At least, Sperling said, the government should subsidize the kind of infrastructure expansions that are heavily underwritten by the governments of India and China.
"One may not be able to control whether wages are lower in Bangalore than Buffalo, but you could make sure broadband access isn't better there," he said.
The swift change in the political climate may be taking a very real toll on legislation. Congress faces a March 1 deadline to repeal export subsidies ruled illegal by the World Trade Organization or face retaliatory sanctions from the European Union. In the heated political atmosphere, lawmakers are not about to pass legislation that would raise taxes on manufacturers without measures to more than offset that pain. But Senate Republicans -- and many of their House colleagues -- are at loggerheads with House Ways and Means Chairman Bill Thomas (R-Calif.) over just what those sweeteners would be.

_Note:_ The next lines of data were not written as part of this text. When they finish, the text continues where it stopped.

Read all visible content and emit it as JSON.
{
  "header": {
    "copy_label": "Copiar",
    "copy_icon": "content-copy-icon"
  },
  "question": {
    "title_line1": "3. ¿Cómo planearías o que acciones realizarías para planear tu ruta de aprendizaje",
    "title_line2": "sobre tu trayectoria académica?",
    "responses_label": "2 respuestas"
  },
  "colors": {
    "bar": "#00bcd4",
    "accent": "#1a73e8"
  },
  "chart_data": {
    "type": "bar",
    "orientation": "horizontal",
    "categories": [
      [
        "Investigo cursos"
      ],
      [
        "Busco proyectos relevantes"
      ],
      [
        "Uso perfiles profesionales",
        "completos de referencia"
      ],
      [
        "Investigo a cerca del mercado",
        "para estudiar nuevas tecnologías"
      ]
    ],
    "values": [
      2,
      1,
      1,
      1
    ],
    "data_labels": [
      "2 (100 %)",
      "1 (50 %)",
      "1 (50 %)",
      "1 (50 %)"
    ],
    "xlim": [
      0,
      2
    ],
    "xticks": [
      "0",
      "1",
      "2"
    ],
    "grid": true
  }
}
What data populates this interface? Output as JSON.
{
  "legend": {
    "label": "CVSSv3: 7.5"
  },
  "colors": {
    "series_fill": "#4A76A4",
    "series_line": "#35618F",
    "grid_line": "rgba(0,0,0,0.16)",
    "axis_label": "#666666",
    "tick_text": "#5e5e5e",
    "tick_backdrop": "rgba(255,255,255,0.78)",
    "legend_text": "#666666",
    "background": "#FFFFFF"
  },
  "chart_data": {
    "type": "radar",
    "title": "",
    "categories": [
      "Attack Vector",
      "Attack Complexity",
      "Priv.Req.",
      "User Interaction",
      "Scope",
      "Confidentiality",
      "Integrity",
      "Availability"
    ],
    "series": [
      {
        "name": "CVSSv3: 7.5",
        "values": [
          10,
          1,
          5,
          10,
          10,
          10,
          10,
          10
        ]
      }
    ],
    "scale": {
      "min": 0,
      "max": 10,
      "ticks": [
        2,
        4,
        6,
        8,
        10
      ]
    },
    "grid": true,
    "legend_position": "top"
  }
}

Legislation approved by the House committee in the fall would provide up to $60 billion in tax breaks to business, some to domestic manufacturers but others to multinational corporations, many of which have taken advantage of cheaper business conditions overseas, critics say. Last year, 40 House Republicans said they would oppose the measure as a job killer, and those ranks have likely swelled to 100, said a Republican tax lobbyist with close ties to the GOP leadership.
"Thomas's bill is nowhere," he said.
Thomas aides said they are actually winning support for their approach in the House, but they conceded that the scrap over Mankiw's comments hurt the cause.
"You'd be a fool not to realize they were not helpful," one committee aide said.